Mated to a speaker with a properly developed foundation, the small Mastersound renders acoustic instruments like double bass, big drums, concert piano and such natural and well timed, neither truly dry nor shoddily loose. And a bit of fine-tuning is available with the transformer output tabs. The 4-ohm option was a bit tauter but also more subdued whilst the 8-ohm terminal was juicer and also softer and looser. Depending on the music one or the other terminal was the more convincing.

The opposite end of the scale acted slightly defensive. Here the Mastersound played it more subdued than the Denon, albeit more resolved at that. Glockenspiel and cymbals felt true and physical and decays lingered long and nicely teased out where the Japanese transistors were more silvery, flatter, less feathered out and in the final analysis less true.

On the flip side of the same equation, brasses over the Denon acquired a tad more cutting power, be it Miles Davis' trumpet or Anders Paulsson's soprano sax. Here the Mastersound focused on substance and warmth. The small Italian handled the upper registers with sensibility but care. In the same vein the most sharply honed transients weren't its thing either. This didn't mean sleepiness but a bit more bite on a hard piano attack, a snare or plucked guitar string wouldn't go amiss. In this price class that's simply routinely accompanied by less overall resolution and disconcerting hardness. The Dueundici handled the treble with subtlety and long-term comfort rather than crispness.

The best part were the mids. Here one may rightfully invoke 'positively valves' and not merely because of the aforementioned minor tendency for warmth. Two further virtues factored into this equation which, poetry alert, might be called fluidity and plasticity. The former is a bit difficult to nail. Have you ever experimented with a super tweeter? Mostly it won't translate into sounding brighter or more extended on high. Rather it's in the spatial dimension where it weighs in as a kind of elasticity which envelopes the midband and refashions former dryness and excess outline sharpness into something milder but more natural.

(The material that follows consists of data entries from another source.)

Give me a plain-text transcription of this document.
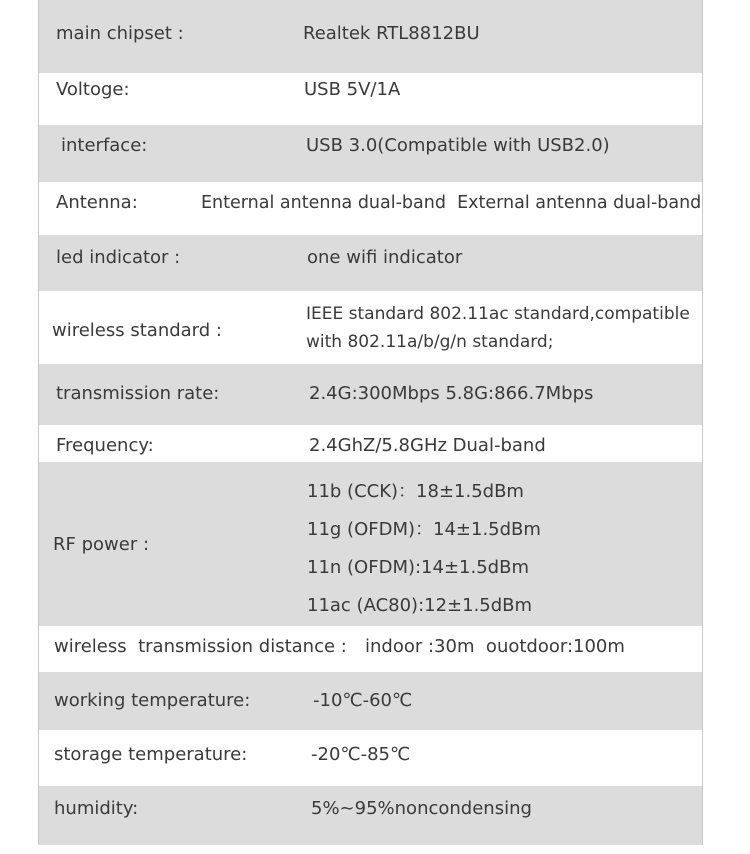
main chipset :	Realtek RTL8812BU
Voltoge:	USB 5V/1A
interface:	USB 3.0(Compatible with USB2.0)
Antenna:	Enternal antenna dual-band  External antenna dual-band
led indicator :	one wifi indicator
wireless standard :
IEEE standard 802.11ac standard,compatible
with 802.11a/b/g/n standard;
transmission rate:	2.4G:300Mbps 5.8G:866.7Mbps
Frequency:	2.4GhZ/5.8GHz Dual-band
RF power :
11b (CCK)：18±1.5dBm
11g (OFDM)：14±1.5dBm
11n (OFDM):14±1.5dBm
11ac (AC80):12±1.5dBm
wireless  transmission distance : indoor :30m  ouotdoor:100m
working temperature:	-10℃-60℃
storage temperature:	-20℃-85℃
humidity:	5%~95%noncondensing
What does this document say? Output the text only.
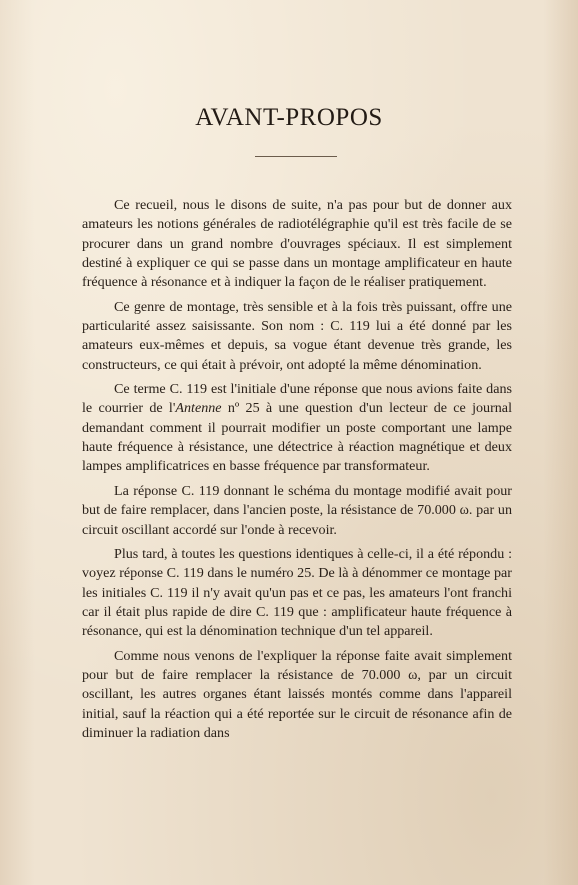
AVANT-PROPOS

Ce recueil, nous le disons de suite, n'a pas pour but de donner aux amateurs les notions générales de radiotélégraphie qu'il est très facile de se procurer dans un grand nombre d'ouvrages spéciaux. Il est simplement destiné à expliquer ce qui se passe dans un montage amplificateur en haute fréquence à résonance et à indiquer la façon de le réaliser pratiquement.

Ce genre de montage, très sensible et à la fois très puissant, offre une particularité assez saisissante. Son nom : C. 119 lui a été donné par les amateurs eux-mêmes et depuis, sa vogue étant devenue très grande, les constructeurs, ce qui était à prévoir, ont adopté la même dénomination.

Ce terme C. 119 est l'initiale d'une réponse que nous avions faite dans le courrier de l'Antenne nº 25 à une question d'un lecteur de ce journal demandant comment il pourrait modifier un poste comportant une lampe haute fréquence à résistance, une détectrice à réaction magnétique et deux lampes amplificatrices en basse fréquence par transformateur.

La réponse C. 119 donnant le schéma du montage modifié avait pour but de faire remplacer, dans l'ancien poste, la résistance de 70.000 ω. par un circuit oscillant accordé sur l'onde à recevoir.

Plus tard, à toutes les questions identiques à celle-ci, il a été répondu : voyez réponse C. 119 dans le numéro 25. De là à dénommer ce montage par les initiales C. 119 il n'y avait qu'un pas et ce pas, les amateurs l'ont franchi car il était plus rapide de dire C. 119 que : amplificateur haute fréquence à résonance, qui est la dénomination technique d'un tel appareil.

Comme nous venons de l'expliquer la réponse faite avait simplement pour but de faire remplacer la résistance de 70.000 ω, par un circuit oscillant, les autres organes étant laissés montés comme dans l'appareil initial, sauf la réaction qui a été reportée sur le circuit de résonance afin de diminuer la radiation dans
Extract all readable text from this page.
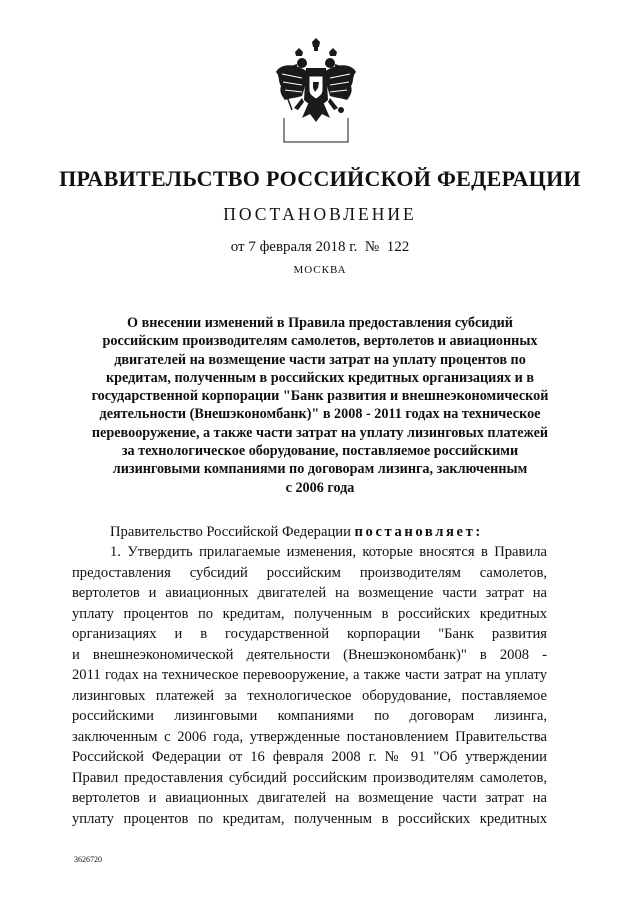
ПРАВИТЕЛЬСТВО РОССИЙСКОЙ ФЕДЕРАЦИИ
ПОСТАНОВЛЕНИЕ
от 7 февраля 2018 г.  №  122
МОСКВА
О внесении изменений в Правила предоставления субсидий
российским производителям самолетов, вертолетов и авиационных
двигателей на возмещение части затрат на уплату процентов по
кредитам, полученным в российских кредитных организациях и в
государственной корпорации "Банк развития и внешнеэкономической
деятельности (Внешэкономбанк)" в 2008 - 2011 годах на техническое
перевооружение, а также части затрат на уплату лизинговых платежей
за технологическое оборудование, поставляемое российскими
лизинговыми компаниями по договорам лизинга, заключенным
с 2006 года
Правительство Российской Федерации постановляет:
1. Утвердить прилагаемые изменения, которые вносятся в Правила
предоставления субсидий российским производителям самолетов,
вертолетов и авиационных двигателей на возмещение части затрат на
уплату процентов по кредитам, полученным в российских кредитных
организациях и в государственной корпорации "Банк развития
и внешнеэкономической деятельности (Внешэкономбанк)" в 2008 -
2011 годах на техническое перевооружение, а также части затрат на уплату
лизинговых платежей за технологическое оборудование, поставляемое
российскими лизинговыми компаниями по договорам лизинга,
заключенным с 2006 года, утвержденные постановлением Правительства
Российской Федерации от 16 февраля 2008 г. № 91 "Об утверждении
Правил предоставления субсидий российским производителям самолетов,
вертолетов и авиационных двигателей на возмещение части затрат на
уплату процентов по кредитам, полученным в российских кредитных
3626720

Many feel similarly about a good analog front-end versus a lesser digital equivalent. Aside from response differences and mechanical noises, vinyl tends to be more nubile and fluid from the midband on up which isn't solely the outcome of greater tonal warmth. And here the small Italian was similar. Exactly why it sounded so darn fluid—whether it had anything to do with my super tweeter parallel or the analog/vinyl detour—I'm not sure. All I know is that it acted as an antidote to the dry porosity of other amps in this price range. Be it the vague 'valve magic' reason or class A single-ended circuitry, there was no doubt that it played more fluidly to make even more critical albums more palatable.